Knowing the stakes, Chavez is campaigning nonstop, painting dire scenarios for voters of what a defeat would mean: the end of his welfare projects in Venezuela, a victory for the U.S. “empire,” and perhaps even civil war if his supporters don’t accept defeat, not to mention the end to Chavismo in early 2013 when his current term expires.
In December 2007, Chavez narrowly lost a vote to rewrite 69 articles of Venezuela’s Constitution, including one that would have abolished term limits.
Although Chavez remains highly popular after nearly 10 years in office, recent polls indicate that a majority of voters oppose letting him cling to power indefinitely, said Saul Cabrera, head of the Consultores 21 polling firm.
“His personalizing of this issue has won him a few points, but the fact is, Venezuelans now as in the past are against open-ended reelections,” Cabrera said. “They think, ‘This benefits Hugo Chavez, not me as a person.’ ”
How deep a recession may be in store depends on how oil prices behave.
If they remain at today’s levels, the government will see revenue from crude export sales fall by more than half this year compared with 2008, a devastating scenario for a country that relies on oil for 92% of exports and 60% of the government budget.
Venezuela collected an average price of $87 a barrel last year, but current prices for the “basket” of mostly heavy Venezuelan crude oil have fallen to less than $30. Chavez had ridden the oil price bonanza to expand public spending by 26% last year.
He may soon be looking at forced reductions of his domestic welfare projects and of foreign aid, including discounted oil.
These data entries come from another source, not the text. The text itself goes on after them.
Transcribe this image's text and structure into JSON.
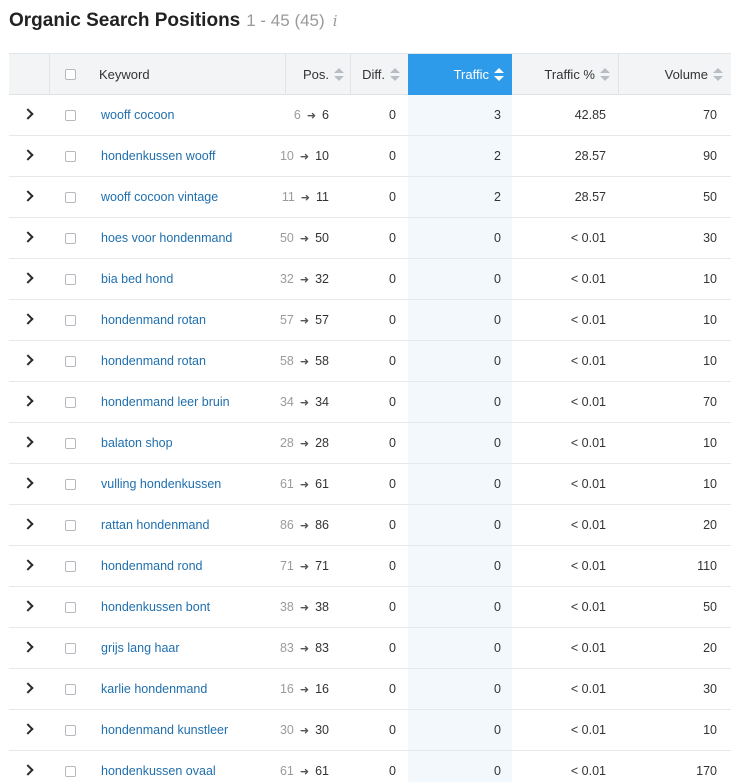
{
  "header": {
    "title": "Organic Search Positions",
    "range": "1 - 45 (45)",
    "info_icon": "i"
  },
  "columns": {
    "keyword": "Keyword",
    "pos": "Pos.",
    "diff": "Diff.",
    "traffic": "Traffic",
    "traffic_pct": "Traffic %",
    "volume": "Volume"
  },
  "colors": {
    "active_sort": "#2e9bea",
    "keyword_link": "#1f6fae",
    "traffic_column_bg": "#f3f8fd"
  },
  "rows": [
    {
      "keyword": "wooff cocoon",
      "pos_prev": "6",
      "pos": "6",
      "diff": "0",
      "traffic": "3",
      "traffic_pct": "42.85",
      "volume": "70"
    },
    {
      "keyword": "hondenkussen wooff",
      "pos_prev": "10",
      "pos": "10",
      "diff": "0",
      "traffic": "2",
      "traffic_pct": "28.57",
      "volume": "90"
    },
    {
      "keyword": "wooff cocoon vintage",
      "pos_prev": "11",
      "pos": "11",
      "diff": "0",
      "traffic": "2",
      "traffic_pct": "28.57",
      "volume": "50"
    },
    {
      "keyword": "hoes voor hondenmand",
      "pos_prev": "50",
      "pos": "50",
      "diff": "0",
      "traffic": "0",
      "traffic_pct": "< 0.01",
      "volume": "30"
    },
    {
      "keyword": "bia bed hond",
      "pos_prev": "32",
      "pos": "32",
      "diff": "0",
      "traffic": "0",
      "traffic_pct": "< 0.01",
      "volume": "10"
    },
    {
      "keyword": "hondenmand rotan",
      "pos_prev": "57",
      "pos": "57",
      "diff": "0",
      "traffic": "0",
      "traffic_pct": "< 0.01",
      "volume": "10"
    },
    {
      "keyword": "hondenmand rotan",
      "pos_prev": "58",
      "pos": "58",
      "diff": "0",
      "traffic": "0",
      "traffic_pct": "< 0.01",
      "volume": "10"
    },
    {
      "keyword": "hondenmand leer bruin",
      "pos_prev": "34",
      "pos": "34",
      "diff": "0",
      "traffic": "0",
      "traffic_pct": "< 0.01",
      "volume": "70"
    },
    {
      "keyword": "balaton shop",
      "pos_prev": "28",
      "pos": "28",
      "diff": "0",
      "traffic": "0",
      "traffic_pct": "< 0.01",
      "volume": "10"
    },
    {
      "keyword": "vulling hondenkussen",
      "pos_prev": "61",
      "pos": "61",
      "diff": "0",
      "traffic": "0",
      "traffic_pct": "< 0.01",
      "volume": "10"
    },
    {
      "keyword": "rattan hondenmand",
      "pos_prev": "86",
      "pos": "86",
      "diff": "0",
      "traffic": "0",
      "traffic_pct": "< 0.01",
      "volume": "20"
    },
    {
      "keyword": "hondenmand rond",
      "pos_prev": "71",
      "pos": "71",
      "diff": "0",
      "traffic": "0",
      "traffic_pct": "< 0.01",
      "volume": "110"
    },
    {
      "keyword": "hondenkussen bont",
      "pos_prev": "38",
      "pos": "38",
      "diff": "0",
      "traffic": "0",
      "traffic_pct": "< 0.01",
      "volume": "50"
    },
    {
      "keyword": "grijs lang haar",
      "pos_prev": "83",
      "pos": "83",
      "diff": "0",
      "traffic": "0",
      "traffic_pct": "< 0.01",
      "volume": "20"
    },
    {
      "keyword": "karlie hondenmand",
      "pos_prev": "16",
      "pos": "16",
      "diff": "0",
      "traffic": "0",
      "traffic_pct": "< 0.01",
      "volume": "30"
    },
    {
      "keyword": "hondenmand kunstleer",
      "pos_prev": "30",
      "pos": "30",
      "diff": "0",
      "traffic": "0",
      "traffic_pct": "< 0.01",
      "volume": "10"
    },
    {
      "keyword": "hondenkussen ovaal",
      "pos_prev": "61",
      "pos": "61",
      "diff": "0",
      "traffic": "0",
      "traffic_pct": "< 0.01",
      "volume": "170"
    }
  ]
}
“Chavez will be forced to make deep cuts in his socialistic projects and possibly devalue the bolivar,” Venezuela’s currency, said Gustavo Garcia, an economist at the Inter-American Development Bank in Washington. “Scarcities and inflation could worsen.”
Curtailing spending on social projects will cut into much of Chavez’s popular support, said pollster Alfredo Keller, particularly among the non-ideological poor who support him because they receive material benefits from the government.
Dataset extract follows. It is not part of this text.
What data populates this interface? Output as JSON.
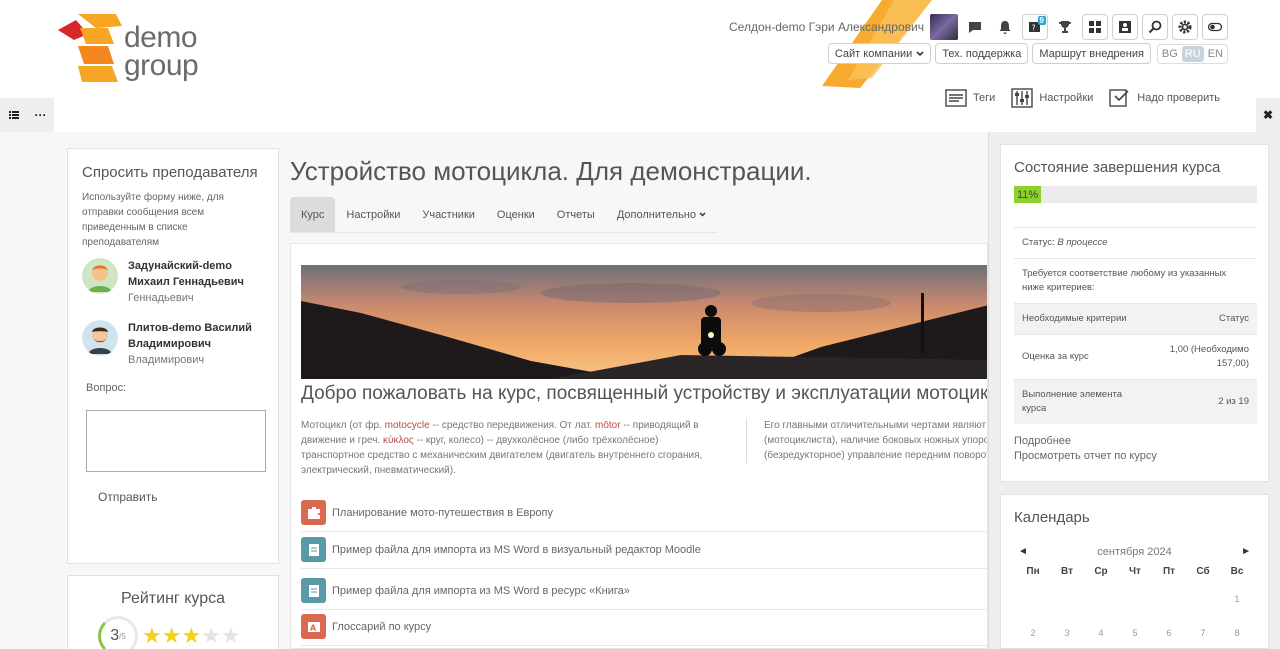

The poor in Venezuela have benefited from increased education and medical coverage, but the official inflation rate hit 30% last month, the highest in Latin America, and prices of food items rose even more. Basic items such as rice, beans and chicken are often scarce as well as costly.
Residents grumble about funding for expensive foreign aid programs, including billions of dollars in discount oil sales to Cuba and Caribbean nations through the Petrocaribe aid program, while in their own country, social services crumble and violent crime flourishes.
As a result, Chavez has seen his once overwhelming electoral power among Venezuelans diminish in the last two nationwide elections.
Although his allies won 17 of 22 governorships in November and four of five mayoralties, they lost the three most populous and industrialized states, as well as the city halls of Caracas and of Sucre, a suburb of the capital that is home to one of Latin America’s largest slums.
Chavez allies garnered 53% of the votes. By contrast, Chavez averaged 60% of votes cast in several elections from 1998 to 2006.
Political economist Luis Lander of Central University of Venezuela refuses to count Chavez out in next month’s likely vote, saying that the president thinks he can win over the electorate through personal campaigning, much as he believes he salvaged half a dozen additional governorships in the November voting.
“The opposition is only focused on one thing, the departure of Chavez, to the point they can offer little in terms of competitive proposals,” Lander said. “That’s the dynamic of Venezuela’s polarization.”